Esa playa atestada de la burguesía de siglo XIX fue la que vio Ensor y en la que situó la escena de aglomeración, indeterminación, fastidio, en fin, la crítica social. Logra transformar el espacio de recreación y esparcimiento en una montaña indefinida de seres, con el culo al aire muchos de ellos, recreando una gran sopa que no da demasiado gusto saborear. Por su parte, en ese mismo cuadro hay dos personajes subidos a la casilla del balneario que observan, desde arriba, con unos catalejos. En ese momento crucial, Ensor detecta muy rápido, en el proemio del siglo XX, el surgimiento de esa industria del bienestar que atravesará la centuria siguiente, mientras vislumbra su decadencia. Se anticipa a la destrucción y la debacle que hará que los sujetos pierdan esa forma de vida, tal como la conocían. Es probable que uno de los que estén mirando desde arriba, con el prismático enfocado hacia el mar, hacia el futuro, sea el propio artista. 

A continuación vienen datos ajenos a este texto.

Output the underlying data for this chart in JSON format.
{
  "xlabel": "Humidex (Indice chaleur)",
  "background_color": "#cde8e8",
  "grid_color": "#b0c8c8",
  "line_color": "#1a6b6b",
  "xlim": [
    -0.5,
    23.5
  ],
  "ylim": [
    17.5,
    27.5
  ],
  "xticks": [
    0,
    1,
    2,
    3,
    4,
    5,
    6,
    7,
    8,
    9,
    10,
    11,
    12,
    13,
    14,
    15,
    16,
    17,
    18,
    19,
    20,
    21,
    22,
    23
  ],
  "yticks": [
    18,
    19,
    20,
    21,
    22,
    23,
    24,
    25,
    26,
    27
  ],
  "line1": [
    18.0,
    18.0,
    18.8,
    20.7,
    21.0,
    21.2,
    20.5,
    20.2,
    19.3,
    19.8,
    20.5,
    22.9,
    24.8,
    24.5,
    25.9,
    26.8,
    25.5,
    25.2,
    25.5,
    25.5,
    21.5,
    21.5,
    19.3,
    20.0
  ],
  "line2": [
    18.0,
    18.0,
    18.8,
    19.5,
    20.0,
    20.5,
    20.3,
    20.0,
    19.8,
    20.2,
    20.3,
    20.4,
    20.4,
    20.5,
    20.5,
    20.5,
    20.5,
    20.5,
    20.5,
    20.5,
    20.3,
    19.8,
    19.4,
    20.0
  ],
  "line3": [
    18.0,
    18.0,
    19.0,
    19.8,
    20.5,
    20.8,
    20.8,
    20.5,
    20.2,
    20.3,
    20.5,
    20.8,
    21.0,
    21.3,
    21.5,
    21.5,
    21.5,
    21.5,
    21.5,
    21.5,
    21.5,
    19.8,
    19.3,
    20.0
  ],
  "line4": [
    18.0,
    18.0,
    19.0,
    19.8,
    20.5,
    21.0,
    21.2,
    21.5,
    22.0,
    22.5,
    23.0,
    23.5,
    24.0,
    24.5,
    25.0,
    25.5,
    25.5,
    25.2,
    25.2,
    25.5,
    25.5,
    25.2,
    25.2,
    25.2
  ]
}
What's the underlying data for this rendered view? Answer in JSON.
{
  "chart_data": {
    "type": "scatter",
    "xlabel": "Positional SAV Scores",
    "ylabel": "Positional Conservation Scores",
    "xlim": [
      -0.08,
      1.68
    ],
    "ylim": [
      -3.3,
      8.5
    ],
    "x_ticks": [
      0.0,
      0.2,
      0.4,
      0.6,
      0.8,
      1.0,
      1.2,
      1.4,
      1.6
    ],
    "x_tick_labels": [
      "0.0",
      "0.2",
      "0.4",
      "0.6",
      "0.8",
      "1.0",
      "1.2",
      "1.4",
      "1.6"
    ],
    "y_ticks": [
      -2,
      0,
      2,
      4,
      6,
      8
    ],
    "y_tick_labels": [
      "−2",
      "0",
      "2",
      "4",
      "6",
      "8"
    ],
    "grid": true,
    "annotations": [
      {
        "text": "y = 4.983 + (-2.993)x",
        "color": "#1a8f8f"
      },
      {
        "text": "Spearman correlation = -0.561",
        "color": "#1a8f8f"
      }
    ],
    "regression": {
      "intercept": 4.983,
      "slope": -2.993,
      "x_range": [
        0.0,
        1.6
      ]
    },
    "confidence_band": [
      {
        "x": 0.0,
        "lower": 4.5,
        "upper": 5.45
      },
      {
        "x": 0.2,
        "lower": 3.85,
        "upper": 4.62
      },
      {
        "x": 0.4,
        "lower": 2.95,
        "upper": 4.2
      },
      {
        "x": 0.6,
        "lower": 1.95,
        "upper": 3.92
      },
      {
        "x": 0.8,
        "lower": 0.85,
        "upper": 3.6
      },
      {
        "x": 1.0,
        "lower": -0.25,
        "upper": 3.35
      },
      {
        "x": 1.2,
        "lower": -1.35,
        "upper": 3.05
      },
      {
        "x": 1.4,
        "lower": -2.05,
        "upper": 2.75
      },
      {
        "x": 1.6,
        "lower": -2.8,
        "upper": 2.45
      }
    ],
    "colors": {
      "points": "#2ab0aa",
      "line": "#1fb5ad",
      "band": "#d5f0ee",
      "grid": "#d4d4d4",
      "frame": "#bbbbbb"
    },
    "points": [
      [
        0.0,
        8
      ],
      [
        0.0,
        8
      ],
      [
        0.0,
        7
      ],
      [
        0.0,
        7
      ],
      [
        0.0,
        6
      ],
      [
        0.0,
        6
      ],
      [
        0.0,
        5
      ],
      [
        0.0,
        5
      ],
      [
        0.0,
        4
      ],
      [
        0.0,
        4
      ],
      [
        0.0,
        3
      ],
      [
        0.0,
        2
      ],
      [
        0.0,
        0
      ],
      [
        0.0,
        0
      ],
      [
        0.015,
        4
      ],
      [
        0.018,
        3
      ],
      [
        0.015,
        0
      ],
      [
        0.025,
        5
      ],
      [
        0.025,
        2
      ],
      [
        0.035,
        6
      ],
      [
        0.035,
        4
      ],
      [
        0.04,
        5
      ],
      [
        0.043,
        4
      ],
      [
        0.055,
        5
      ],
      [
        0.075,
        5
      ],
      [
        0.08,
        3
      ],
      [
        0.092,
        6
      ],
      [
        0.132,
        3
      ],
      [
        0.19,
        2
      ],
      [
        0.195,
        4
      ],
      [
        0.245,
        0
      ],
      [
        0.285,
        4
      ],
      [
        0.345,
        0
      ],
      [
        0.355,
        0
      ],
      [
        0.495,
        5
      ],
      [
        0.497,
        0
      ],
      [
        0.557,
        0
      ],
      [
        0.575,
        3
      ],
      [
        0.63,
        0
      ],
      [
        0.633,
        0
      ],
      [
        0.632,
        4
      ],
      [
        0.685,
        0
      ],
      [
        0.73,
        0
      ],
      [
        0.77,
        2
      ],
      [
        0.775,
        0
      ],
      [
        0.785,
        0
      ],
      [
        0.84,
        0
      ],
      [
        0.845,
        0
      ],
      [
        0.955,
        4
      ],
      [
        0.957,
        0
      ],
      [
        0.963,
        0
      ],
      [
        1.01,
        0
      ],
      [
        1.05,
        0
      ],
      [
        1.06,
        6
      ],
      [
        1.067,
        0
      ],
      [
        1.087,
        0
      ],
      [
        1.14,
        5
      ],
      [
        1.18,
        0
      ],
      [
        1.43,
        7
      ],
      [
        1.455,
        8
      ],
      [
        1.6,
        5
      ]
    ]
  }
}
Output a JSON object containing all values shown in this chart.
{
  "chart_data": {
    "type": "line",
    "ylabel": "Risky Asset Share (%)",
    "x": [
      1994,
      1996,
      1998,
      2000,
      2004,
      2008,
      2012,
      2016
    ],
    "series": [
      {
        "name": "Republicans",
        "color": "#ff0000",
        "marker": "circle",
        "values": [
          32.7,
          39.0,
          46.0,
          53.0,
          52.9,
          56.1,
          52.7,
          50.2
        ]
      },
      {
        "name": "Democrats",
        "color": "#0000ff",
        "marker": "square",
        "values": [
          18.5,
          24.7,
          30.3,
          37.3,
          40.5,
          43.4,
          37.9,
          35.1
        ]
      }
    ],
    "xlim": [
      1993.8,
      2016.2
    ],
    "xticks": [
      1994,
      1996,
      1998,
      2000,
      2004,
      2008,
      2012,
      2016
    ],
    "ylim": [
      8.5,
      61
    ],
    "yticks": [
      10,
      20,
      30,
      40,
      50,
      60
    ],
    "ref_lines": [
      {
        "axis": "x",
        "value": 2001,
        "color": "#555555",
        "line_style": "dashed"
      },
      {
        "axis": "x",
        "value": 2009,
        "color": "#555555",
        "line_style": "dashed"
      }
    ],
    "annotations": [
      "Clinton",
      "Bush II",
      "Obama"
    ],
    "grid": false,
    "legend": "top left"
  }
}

Quizás en esta misma tradición, Sun & Sea sea el punto final que el arte le da al desasosiego del mundo, la constatación de la ruina y calamidad del planeta, en duda si a tiempo con la advertencia de los mares contaminados y las playas de residuos plásticos. Siempre observada desde arriba, tanto en el cuadro de Ensor como en este caso, la playa es algo más que un lugar de diversión y descanso.

 

Prehistoria visual

Sun & Sea forma parte de la programación del COLÓN CONTEMPORÁNEO que está dirigido desde su inauguración por Martín Bauer en 2012 y es uno de los ciclos de música contemporánea más prestigiosos de Latinoamérica. 

La ópera performática se presentará el 16, 17, 18 y 19 de marzo en el COLÓN FÁBRICA del TEATRO COLÓN, situado en Av. Don Pedro de Mendoza 2163. 

Cada día se realizarán 4 funciones de 1 hora de duración cada una en los horarios de 16, 17 y 18 hs., sin interrupción. En cada turno podrán ingresar 200 personas. No habrá localidades fijas. El espacio para los espectadores es un andamiaje elevado con barandas de 4 metros de altura sobre la “playa” construida con toneladas de arena. 

Las entradas podrán adquirirse en la boletería y página web del Teatro a partir del 8 de marzo.

El equipo artístico, técnico y de producción internacional de Sun & Sea involucra 29 personas, 15 de las cuales son los integrantes del coro que protagonizan la obra; además de ellos, varias docenas de personas trabajan en el equipo de producción y realización del Teatro Colón. No todos los bañistas serán extranjeros: las autoras piden que en cada presentación participen “extras” locales.